Giusto il tempo di aver messo piede in zona gialla che un nuovo timore torna ad innalzare la soglia di attenzione. Si chiama B1.1.7. ed la cosiddetta variante inglese del Covid-19 – attualmente sotto indagine – che negli ultimi giorni è stata rilevata in oltre la metà dei tamponi processati dal laboratorio di Virologia dell’Ospedale Torrette. «La variante inglese è sicuramente più contagiosa, ma non più patogena – spiega Stefano Menzo, direttore di Virologia dell’Azienda Ospedaliero-Universitaria di Ancona – in regione c’è molta differenza tra le Marche centrali dove è diffusa e il nord e il sud dove è quasi assente. Molti nell’Anconetano, a Castefidardo, e nel Maceratese dove oltre ai casi di Tolentino e Pollenza se ne evidenziano diversi a Civitanova. La microzonazione rossa come sta avvenendo in Umbria
potrebbe essere un’opzione da prendere in considerazione per evitarne la diffusione».

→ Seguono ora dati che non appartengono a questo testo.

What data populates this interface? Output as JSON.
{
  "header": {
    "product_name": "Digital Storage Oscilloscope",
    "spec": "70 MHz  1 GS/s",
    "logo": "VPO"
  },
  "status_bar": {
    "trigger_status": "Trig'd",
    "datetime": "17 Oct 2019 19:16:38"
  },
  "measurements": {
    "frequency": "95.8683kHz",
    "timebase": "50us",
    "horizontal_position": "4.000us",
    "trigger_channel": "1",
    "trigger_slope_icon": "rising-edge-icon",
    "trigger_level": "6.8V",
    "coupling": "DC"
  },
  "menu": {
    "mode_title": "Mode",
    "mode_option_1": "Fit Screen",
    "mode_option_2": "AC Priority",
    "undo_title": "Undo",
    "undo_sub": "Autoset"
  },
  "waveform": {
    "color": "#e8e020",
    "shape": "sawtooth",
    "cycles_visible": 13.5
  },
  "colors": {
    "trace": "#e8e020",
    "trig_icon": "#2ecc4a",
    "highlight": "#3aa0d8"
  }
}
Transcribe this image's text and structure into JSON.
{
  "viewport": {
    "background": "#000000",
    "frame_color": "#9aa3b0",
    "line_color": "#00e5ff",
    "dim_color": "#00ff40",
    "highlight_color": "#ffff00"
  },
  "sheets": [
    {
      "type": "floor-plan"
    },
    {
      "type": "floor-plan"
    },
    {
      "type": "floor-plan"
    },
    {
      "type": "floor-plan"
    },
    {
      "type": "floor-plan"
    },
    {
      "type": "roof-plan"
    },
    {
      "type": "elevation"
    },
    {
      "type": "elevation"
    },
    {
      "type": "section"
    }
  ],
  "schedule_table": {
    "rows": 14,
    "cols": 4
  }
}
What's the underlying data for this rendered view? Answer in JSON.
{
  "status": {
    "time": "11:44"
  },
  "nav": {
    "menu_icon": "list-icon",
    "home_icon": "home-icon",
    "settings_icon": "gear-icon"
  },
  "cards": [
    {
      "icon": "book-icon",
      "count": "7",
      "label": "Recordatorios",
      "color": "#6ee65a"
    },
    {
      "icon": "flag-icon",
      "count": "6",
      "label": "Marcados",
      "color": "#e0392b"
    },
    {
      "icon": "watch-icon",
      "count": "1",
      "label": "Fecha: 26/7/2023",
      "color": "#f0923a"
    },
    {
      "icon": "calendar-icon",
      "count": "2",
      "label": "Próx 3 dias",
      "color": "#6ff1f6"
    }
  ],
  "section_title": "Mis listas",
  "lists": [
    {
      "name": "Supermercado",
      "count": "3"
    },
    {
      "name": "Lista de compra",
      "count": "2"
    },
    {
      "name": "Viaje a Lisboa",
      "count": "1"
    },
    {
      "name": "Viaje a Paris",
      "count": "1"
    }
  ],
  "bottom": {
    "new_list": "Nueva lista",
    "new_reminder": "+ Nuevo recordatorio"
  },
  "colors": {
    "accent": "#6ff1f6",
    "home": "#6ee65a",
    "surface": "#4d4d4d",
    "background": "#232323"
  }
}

Per valutare la prevalenza delle variante inglese in Italia anche la regione Marche ha dato il via ad un’analisi per stabilire una prima mappatura del grado di diffusione coordinata dall’Istituto Superiore di Sanità. Nella circolare diffusa dal ministero della Salute viene indicato che l’obiettivo è identificare, tra i campioni con risultato positivo per Sars CoV-2 possibili casi di infezione con la variante, e fornire i dati di prevalenza per eventuali misure. L’indagine rapida è già in corso e sta interessando i campioni raccolti nei primi giorni di febbraio e alla Regione Marche spetta il compito di indicare la prevalenza dei casi positivi con variante rispetto al totale. «Il test di sequenziamento per rilevare la variante inglese è relativamente indaginoso, costoso e richiede più personale quindi non applicabile su grandi numeri – puntualizza il prof Menzo – per andare incontro all’attuale esigenza abbiamo messo a punto un test di screening molecolare di genotipizzazione che in poche parole rende il risultato disponibile qualche ora – spiega – Qualora questo evidenziasse la presenza della variante si procede per la conferma con un esame di secondo livello basato sul sequenziamento del genoma virale che richiede alcuni giorni per l’esito». Sebbene la variante scoperta in Inghilterra sembri essere più trasmissibile (ma non più patogena: al momento infatti non ci sono prove che sia capace di provocare maggiori danni all’organismo), l’attenzione del mondo scientifico è rivolta anche all’efficacia dei vaccini proprio sulle varianti.«Mentre prima eravamo sicuri dell’efficacia ora è possibile che i vaccini attuali possano avere minore successo–sottolinea il virologo – se tutti si vaccinassero potremmo sperare in un’eradicazione del virus ma sappiamo che molto probabilmente non avverrà. Andremo avanti per anni con la necessità di vaccinarci e le case farmaceutiche stanno già preparando vaccini multivarianti». Intercettare le varianti del coronavirus in circolazione e bloccarle prima che dilaghino rendendo la situazione ancora più grave è quindi la nuova sfida che ci troviamo ad affrontare nella lotta alla pandemia. «Se abbiamo paura delle varianti dovremmo fare il possibile per limitarne la diffusione, ma gli strumenti – conclude Menzo – sono purtroppo ancora sempre gli stessi, tra cui anche il comportamento responsabile di ciascuno».